This past Sunday’s New York Times features a delightful article (“A Visit From the Devil: Feared Traditional Priest From Ghana Spends a Year in the Bronx”) on Ghanaian priest Nana Kwaku Bonsam’s year-long residency in the Bronx. Reporter Jed Lipinki is fairly non-judgmental and respectful in his depiction of what is commonly called African Traditional Religion (ATR), mostly accurate in his use of terminology, and quite thorough in his coverage. In fact, Lipinksi’s fascinating piece could serve as a teaching tool, as it informs on a number of interrelated topics:
It challenges popular notions of ATR, portraying it as a legitimate, popular, and global religion. The article highlights Bonsam’s agenda to promote ATR as a“modern” faith and to challenge Christianity as an alien one. His use of social media — updating his Facebook status and offering consultations by Skype — defies prevailing assumptions of ATR as secretive, dark, and old-fashioned. From the terreiros of Salvador de Bahia to the banks of the Mississippi in Memphis, Africans (and non-Africans) are (re)embracing a globalized ATR and Bonsam is on the cutting edge of this trend.

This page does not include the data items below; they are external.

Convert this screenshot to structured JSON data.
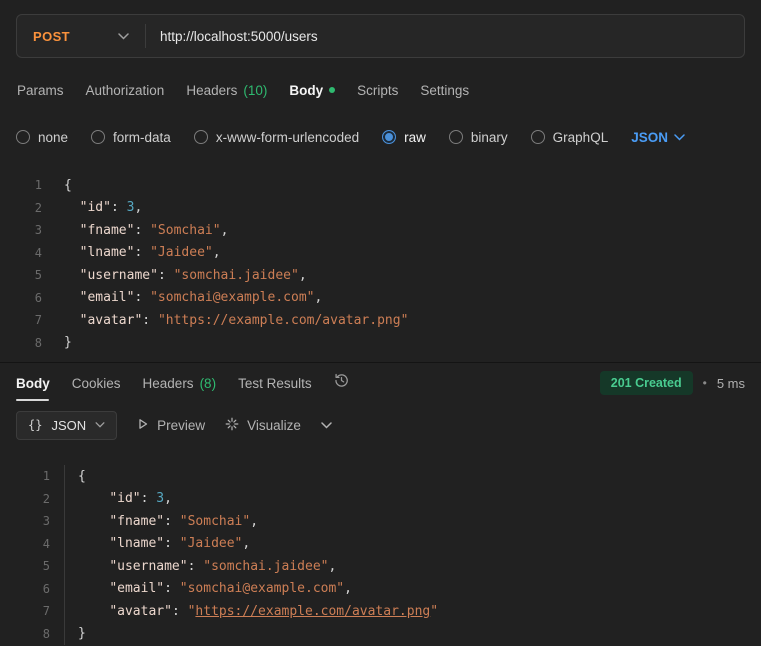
{
  "request": {
    "method": "POST",
    "url": "http://localhost:5000/users",
    "tabs": [
      {
        "label": "Params"
      },
      {
        "label": "Authorization"
      },
      {
        "label": "Headers",
        "count": "(10)"
      },
      {
        "label": "Body"
      },
      {
        "label": "Scripts"
      },
      {
        "label": "Settings"
      }
    ],
    "body_types": [
      "none",
      "form-data",
      "x-www-form-urlencoded",
      "raw",
      "binary",
      "GraphQL"
    ],
    "language": "JSON"
  },
  "request_code": [
    [
      {
        "t": "{",
        "c": "p"
      }
    ],
    [
      {
        "t": "  ",
        "c": "p"
      },
      {
        "t": "\"id\"",
        "c": "k"
      },
      {
        "t": ": ",
        "c": "p"
      },
      {
        "t": "3",
        "c": "n"
      },
      {
        "t": ",",
        "c": "p"
      }
    ],
    [
      {
        "t": "  ",
        "c": "p"
      },
      {
        "t": "\"fname\"",
        "c": "k"
      },
      {
        "t": ": ",
        "c": "p"
      },
      {
        "t": "\"Somchai\"",
        "c": "s"
      },
      {
        "t": ",",
        "c": "p"
      }
    ],
    [
      {
        "t": "  ",
        "c": "p"
      },
      {
        "t": "\"lname\"",
        "c": "k"
      },
      {
        "t": ": ",
        "c": "p"
      },
      {
        "t": "\"Jaidee\"",
        "c": "s"
      },
      {
        "t": ",",
        "c": "p"
      }
    ],
    [
      {
        "t": "  ",
        "c": "p"
      },
      {
        "t": "\"username\"",
        "c": "k"
      },
      {
        "t": ": ",
        "c": "p"
      },
      {
        "t": "\"somchai.jaidee\"",
        "c": "s"
      },
      {
        "t": ",",
        "c": "p"
      }
    ],
    [
      {
        "t": "  ",
        "c": "p"
      },
      {
        "t": "\"email\"",
        "c": "k"
      },
      {
        "t": ": ",
        "c": "p"
      },
      {
        "t": "\"somchai@example.com\"",
        "c": "s"
      },
      {
        "t": ",",
        "c": "p"
      }
    ],
    [
      {
        "t": "  ",
        "c": "p"
      },
      {
        "t": "\"avatar\"",
        "c": "k"
      },
      {
        "t": ": ",
        "c": "p"
      },
      {
        "t": "\"https://example.com/avatar.png\"",
        "c": "s"
      }
    ],
    [
      {
        "t": "}",
        "c": "p"
      }
    ]
  ],
  "response": {
    "tabs": [
      {
        "label": "Body"
      },
      {
        "label": "Cookies"
      },
      {
        "label": "Headers",
        "count": "(8)"
      },
      {
        "label": "Test Results"
      }
    ],
    "status": "201 Created",
    "separator": "•",
    "time": "5 ms",
    "braces_icon": "{}",
    "format_label": "JSON",
    "preview_label": "Preview",
    "visualize_label": "Visualize"
  },
  "response_code": [
    [
      {
        "t": "{",
        "c": "p"
      }
    ],
    [
      {
        "t": "    ",
        "c": "p"
      },
      {
        "t": "\"id\"",
        "c": "k"
      },
      {
        "t": ": ",
        "c": "p"
      },
      {
        "t": "3",
        "c": "n"
      },
      {
        "t": ",",
        "c": "p"
      }
    ],
    [
      {
        "t": "    ",
        "c": "p"
      },
      {
        "t": "\"fname\"",
        "c": "k"
      },
      {
        "t": ": ",
        "c": "p"
      },
      {
        "t": "\"Somchai\"",
        "c": "s"
      },
      {
        "t": ",",
        "c": "p"
      }
    ],
    [
      {
        "t": "    ",
        "c": "p"
      },
      {
        "t": "\"lname\"",
        "c": "k"
      },
      {
        "t": ": ",
        "c": "p"
      },
      {
        "t": "\"Jaidee\"",
        "c": "s"
      },
      {
        "t": ",",
        "c": "p"
      }
    ],
    [
      {
        "t": "    ",
        "c": "p"
      },
      {
        "t": "\"username\"",
        "c": "k"
      },
      {
        "t": ": ",
        "c": "p"
      },
      {
        "t": "\"somchai.jaidee\"",
        "c": "s"
      },
      {
        "t": ",",
        "c": "p"
      }
    ],
    [
      {
        "t": "    ",
        "c": "p"
      },
      {
        "t": "\"email\"",
        "c": "k"
      },
      {
        "t": ": ",
        "c": "p"
      },
      {
        "t": "\"somchai@example.com\"",
        "c": "s"
      },
      {
        "t": ",",
        "c": "p"
      }
    ],
    [
      {
        "t": "    ",
        "c": "p"
      },
      {
        "t": "\"avatar\"",
        "c": "k"
      },
      {
        "t": ": ",
        "c": "p"
      },
      {
        "t": "\"",
        "c": "s"
      },
      {
        "t": "https://example.com/avatar.png",
        "c": "l"
      },
      {
        "t": "\"",
        "c": "s"
      }
    ],
    [
      {
        "t": "}",
        "c": "p"
      }
    ]
  ],
  "colors": {
    "method": "#fb923c",
    "accent-green": "#2fba70",
    "link-blue": "#4a9cf5",
    "radio-blue": "#4a90d9",
    "status-text": "#49cc90",
    "status-bg": "#153828",
    "code-key": "#ecd7cd",
    "code-string": "#cd7e55",
    "code-number": "#56a8c2",
    "code-punct": "#d6d6d6"
  }
}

It further confronts stereotypes by presenting Bonsam, a so-called “fetish priest,” in a mostly sympathetic light. Despite a few offensive observations (such as the two references to Bonsam’s “recently improved English”), the article mentions the priest’s charitable work (the tuition-free elementary school he runs in Ghana), his compassion (the nine children he has adopted), and his style (“a shiny black Dolce & Gabbana tracksuit”). Clearly, Bonsam is not your traditional traditional priest.

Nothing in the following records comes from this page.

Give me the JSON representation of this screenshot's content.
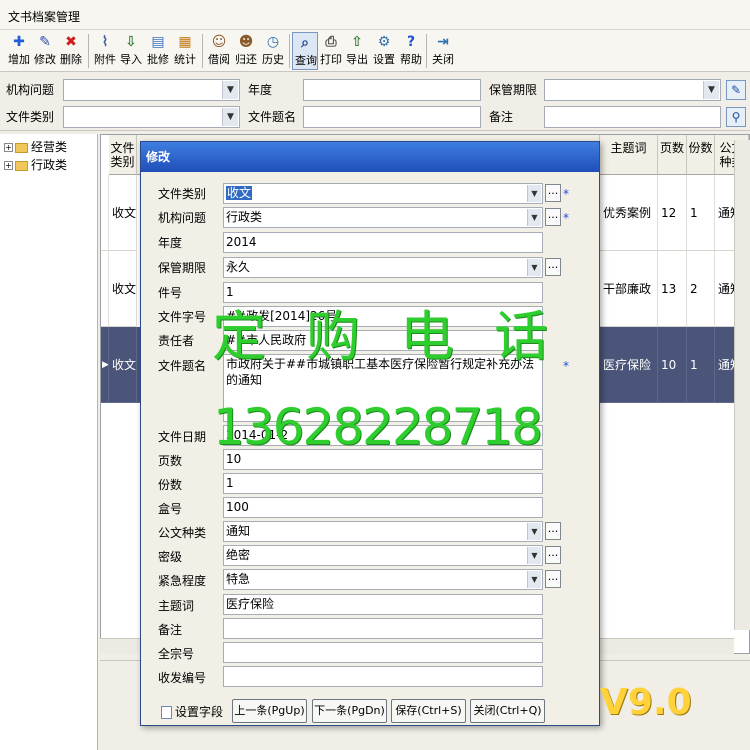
{
  "window": {
    "title": "文书档案管理"
  },
  "toolbar": {
    "buttons": [
      {
        "label": "增加",
        "icon": "plus-icon"
      },
      {
        "label": "修改",
        "icon": "pencil-icon"
      },
      {
        "label": "删除",
        "icon": "delete-x-icon"
      },
      {
        "label": "附件",
        "icon": "paperclip-icon"
      },
      {
        "label": "导入",
        "icon": "import-icon"
      },
      {
        "label": "批修",
        "icon": "batch-edit-icon"
      },
      {
        "label": "统计",
        "icon": "clipboard-icon"
      },
      {
        "label": "借阅",
        "icon": "user-icon"
      },
      {
        "label": "归还",
        "icon": "return-icon"
      },
      {
        "label": "历史",
        "icon": "clock-icon"
      },
      {
        "label": "查询",
        "icon": "magnifier-icon"
      },
      {
        "label": "打印",
        "icon": "printer-icon"
      },
      {
        "label": "导出",
        "icon": "export-icon"
      },
      {
        "label": "设置",
        "icon": "settings-icon"
      },
      {
        "label": "帮助",
        "icon": "help-icon"
      },
      {
        "label": "关闭",
        "icon": "exit-door-icon"
      }
    ]
  },
  "filters": {
    "org_issue_label": "机构问题",
    "year_label": "年度",
    "retention_label": "保管期限",
    "doc_type_label": "文件类别",
    "doc_title_label": "文件题名",
    "remarks_label": "备注"
  },
  "tree": {
    "items": [
      "经营类",
      "行政类"
    ]
  },
  "grid": {
    "columns": {
      "doc_type": "文件类别",
      "subject": "主题词",
      "pages": "页数",
      "copies": "份数",
      "doc_kind": "公文种类"
    },
    "rows": [
      {
        "doc_type": "收文",
        "subject": "优秀案例",
        "pages": "12",
        "copies": "1",
        "doc_kind": "通知"
      },
      {
        "doc_type": "收文",
        "subject": "干部廉政",
        "pages": "13",
        "copies": "2",
        "doc_kind": "通知"
      },
      {
        "doc_type": "收文",
        "subject": "医疗保险",
        "pages": "10",
        "copies": "1",
        "doc_kind": "通知"
      }
    ]
  },
  "modal": {
    "title": "修改",
    "labels": {
      "doc_type": "文件类别",
      "org_issue": "机构问题",
      "year": "年度",
      "retention": "保管期限",
      "item_no": "件号",
      "doc_no": "文件字号",
      "responsible": "责任者",
      "doc_title": "文件题名",
      "doc_date": "文件日期",
      "pages": "页数",
      "copies": "份数",
      "box_no": "盒号",
      "doc_kind": "公文种类",
      "secrecy": "密级",
      "urgency": "紧急程度",
      "subject": "主题词",
      "remarks": "备注",
      "fonds_no": "全宗号",
      "send_no": "收发编号"
    },
    "values": {
      "doc_type": "收文",
      "org_issue": "行政类",
      "year": "2014",
      "retention": "永久",
      "item_no": "1",
      "doc_no": "##政发[2014]26号",
      "responsible": "##市人民政府",
      "doc_title": "市政府关于##市城镇职工基本医疗保险暂行规定补充办法的通知",
      "doc_date": "2014-01-2",
      "pages": "10",
      "copies": "1",
      "box_no": "100",
      "doc_kind": "通知",
      "secrecy": "绝密",
      "urgency": "特急",
      "subject": "医疗保险",
      "remarks": "",
      "fonds_no": "",
      "send_no": ""
    },
    "dots": "...",
    "required_mark": "*",
    "buttons": {
      "set_fields": "设置字段",
      "prev": "上一条(PgUp)",
      "next": "下一条(PgDn)",
      "save": "保存(Ctrl+S)",
      "close": "关闭(Ctrl+Q)"
    }
  },
  "watermark": {
    "phone_label": "定购电话",
    "phone": "13628228718",
    "version": "V9.0"
  },
  "colors": {
    "accent": "#1f4fb8",
    "selection_row": "#4a5579",
    "watermark": "#2fce2f",
    "version": "#ffd23a"
  }
}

It highlights a fact that everyone in Ghana has long known: self-professed Christians are just as likely to practice ATR. One of my colleagues, a Ghanaian academic who specializes in ATR, often encounters Christian pastors, usually of the Pentecostal variety, patiently waiting for consultations after his meetings with traditional priests. Lipinski’s article furthermore reveals the similarities between ATR and Pentecostalism and competition between the two religions for business in Ghana. Bonsam is celebrated (and despised) for confronting this Christian hypocrisy.

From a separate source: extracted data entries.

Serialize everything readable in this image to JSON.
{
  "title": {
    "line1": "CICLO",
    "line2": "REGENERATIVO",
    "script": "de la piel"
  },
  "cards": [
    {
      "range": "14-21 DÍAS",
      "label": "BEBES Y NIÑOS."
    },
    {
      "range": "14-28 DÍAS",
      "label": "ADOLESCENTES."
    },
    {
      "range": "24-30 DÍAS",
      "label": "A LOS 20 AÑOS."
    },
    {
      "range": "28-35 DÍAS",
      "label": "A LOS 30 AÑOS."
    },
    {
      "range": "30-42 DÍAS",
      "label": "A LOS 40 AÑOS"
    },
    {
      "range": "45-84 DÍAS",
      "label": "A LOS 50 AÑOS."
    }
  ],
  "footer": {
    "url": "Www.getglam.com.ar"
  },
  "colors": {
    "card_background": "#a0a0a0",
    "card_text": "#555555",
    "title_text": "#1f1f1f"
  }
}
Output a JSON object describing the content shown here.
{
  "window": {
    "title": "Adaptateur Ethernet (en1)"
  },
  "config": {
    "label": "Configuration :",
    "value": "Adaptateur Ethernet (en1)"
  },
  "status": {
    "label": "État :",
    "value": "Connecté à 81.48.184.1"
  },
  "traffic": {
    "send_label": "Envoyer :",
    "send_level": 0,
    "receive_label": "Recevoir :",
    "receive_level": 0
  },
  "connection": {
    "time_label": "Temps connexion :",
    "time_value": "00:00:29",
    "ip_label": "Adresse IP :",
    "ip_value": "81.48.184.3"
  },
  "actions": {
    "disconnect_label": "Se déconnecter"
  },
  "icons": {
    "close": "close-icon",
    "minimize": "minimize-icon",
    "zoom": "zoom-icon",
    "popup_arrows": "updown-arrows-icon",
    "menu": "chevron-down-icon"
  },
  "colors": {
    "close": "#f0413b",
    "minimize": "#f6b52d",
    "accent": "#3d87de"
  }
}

It presents a colorful picture of Ghanaian Diasporic life, introducing readers to a variety of folks from the struggling older cabdrivers in the Bronx to the young ambitious musician in Sweden. The article follows Bonsam as he presents awards at the Miss Ghana USA Pageant and mentions his attendance at monthly meetings of the Asanteman Association of the USA. Lipinski thus offers a glimpse of the life of Ghanaian migrants who are re-creating home and re-connecting with it in myriad ways all of which Bonsam navigates and transforms.
“A Visit from the Devil” is sure to infuriate Christian Ghanaians who want to pray ATR away, but Lipinski’s article successfully presents the complexity of Ghanaian spirituality and identity, offering an engaging and instructive Africa read — an unusual surprise from the New York Times indeed.